In general, this is not a very good combination. We can improve the basis with approximatefekete, which orthogonalizes the basis with respect to the sample points. If samples would contain more samples than needed, this would also select a good subset of the samples.

    basis, samples = approximatefekete(w, samples)

returns the basis in evaluated form, which we can only evaluate on samples from samples. Common operations such as multiplications and additions work with these sampled polynomials, but for example extracting the degree is not possible since that requires expressing the polynomials in a graded basis. However, if w is a basis ordered on degree, basis will have the same ordering. To create the LowRankMatPol for the sum-of-squares polynomial, we use

    psd_dict[Block(:Y)] = LowRankMatPol([R(1)], [basis[1:binomial(3+d,d)]])

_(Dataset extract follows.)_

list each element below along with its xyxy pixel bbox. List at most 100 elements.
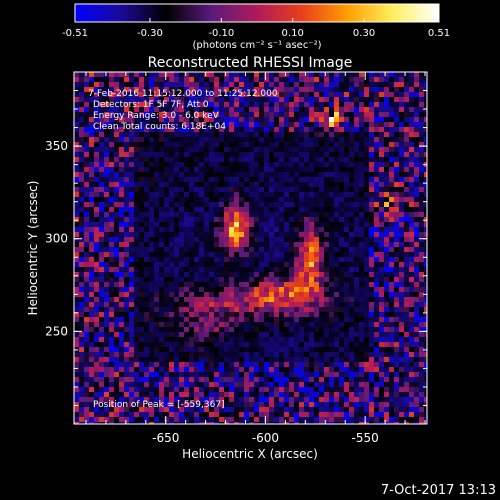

Using Block(:Y) as key indicates that we use the $(r,s) = (1,1)$ block of the matrix :Y; Block(:Y, r, s) would use the (r,s) subblock. The size of the matrices is implicitely given by the size of the LowRankMatPol, which is defined by the prefactors and the rank one terms. In this case, we want to use the basis up to degree d to get a sum-of-squares polynomial up to degree 2d.

The command

    con  = Constraint(f, psd_dict, free_dict, samples)

creates the constraint.

Low rank polynomial programs

With

    pol_prob = LowRankPolProblem(true, obj, [con])

we create a polynomial problem (LowRankPolProblem). The first argument indicates whether we maximize (true) or minimize (false) the objective (obj) with respect to the constraints (in this case one constraint con).

Clustered low rank semidefinite programs

Finally, we convert the polynomial program to a clustered low-rank semidefinite program by sampling with

    sdp = ClusteredLowRankSDP(pol_prob)

which we can solve with

    status, sol, time, errorcode = solvesdp(sdp)

This function has multiple options; see the section with solver Options.

Retrieving variables from the solution

The solver outputs the solution sol in the form of a CLRSResults struct, which may be used to retrieve variables and the objective from the solver. In the following we want to obtain the (dual) objective of a solution, and the value of a free variable named :a.

    objective = sol.dual_objective
    a_value = sol.freevar[:a]

Similarly, we can retrieve the matrix variable :Y with sol.matrixvar[:Y].